Anträge der Opposition mit den Stimmen von ÖVP und der Grünen vertagt

Wien (PK) - Breite Zustimmung fand heute im Kulturausschuss ein Entschließungsantrag von Abgeordneten der Koalition, der sich für eine klar definierte Rolle des Bundes bei der Wahrung des UNESCO-Welterbes in Österreich ausspricht. Alle Fraktionen außer den NEOS unterstützen nun eine entsprechende Entschließung.

Mit den Stimmen von ÖVP und Grünen vertagt wurden mehrere Anträge der SPÖ mit Forderungen zur Herstellung von besseren Bedingungen für die im Kulturbereich Tätigen. Konkret fordern die SozialdemokratInnen Maßnahmen für eine verbesserte Gender-Statistik im Kulturbereich, Schritte gegen Altersarmut und für "Fair Pay" sowie ein neues Urhebervertragsrecht. 

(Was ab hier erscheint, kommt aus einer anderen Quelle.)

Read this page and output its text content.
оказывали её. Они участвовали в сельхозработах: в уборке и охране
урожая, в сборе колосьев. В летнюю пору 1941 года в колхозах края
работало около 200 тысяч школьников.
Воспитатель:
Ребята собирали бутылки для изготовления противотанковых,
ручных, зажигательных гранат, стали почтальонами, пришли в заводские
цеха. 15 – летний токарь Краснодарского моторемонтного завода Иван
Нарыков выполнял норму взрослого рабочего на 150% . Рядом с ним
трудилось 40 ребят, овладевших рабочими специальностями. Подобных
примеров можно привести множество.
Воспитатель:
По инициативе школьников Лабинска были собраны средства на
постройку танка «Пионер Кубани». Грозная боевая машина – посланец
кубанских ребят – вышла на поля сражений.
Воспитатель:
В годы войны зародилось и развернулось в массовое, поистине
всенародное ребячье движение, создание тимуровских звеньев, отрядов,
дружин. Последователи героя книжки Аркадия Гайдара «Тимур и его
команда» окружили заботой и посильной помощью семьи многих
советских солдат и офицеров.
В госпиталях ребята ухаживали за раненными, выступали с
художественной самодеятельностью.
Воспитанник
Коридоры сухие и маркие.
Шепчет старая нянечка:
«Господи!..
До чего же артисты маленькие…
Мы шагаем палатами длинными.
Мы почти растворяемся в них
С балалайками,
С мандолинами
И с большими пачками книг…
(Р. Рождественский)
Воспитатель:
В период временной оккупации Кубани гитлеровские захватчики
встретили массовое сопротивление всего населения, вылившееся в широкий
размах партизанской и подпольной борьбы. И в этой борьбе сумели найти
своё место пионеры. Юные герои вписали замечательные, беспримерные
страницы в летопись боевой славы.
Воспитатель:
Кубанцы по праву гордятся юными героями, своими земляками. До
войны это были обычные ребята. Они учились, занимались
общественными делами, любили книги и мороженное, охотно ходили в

Die FPÖ fordert die Umsetzung des Projekts einer gemeinsamen internen Revision der Bundesmuseen. Außerdem befürchten die Freiheitlichen, dass sich in Österreich im Umgang mit historischen Persönlichkeiten eine "Cancel Culture" herausbildet. Auch diese Anträge wurden vertagt.

In die Warteschleife verwiesen wurde schließlich auch ein NEOS-Antrag, im dem die NEOS ihre Vorstellungen für einen "Kultur-Neustart" formulieren und die Abhaltung runder Tische mit den Betroffenen der Branche fordern.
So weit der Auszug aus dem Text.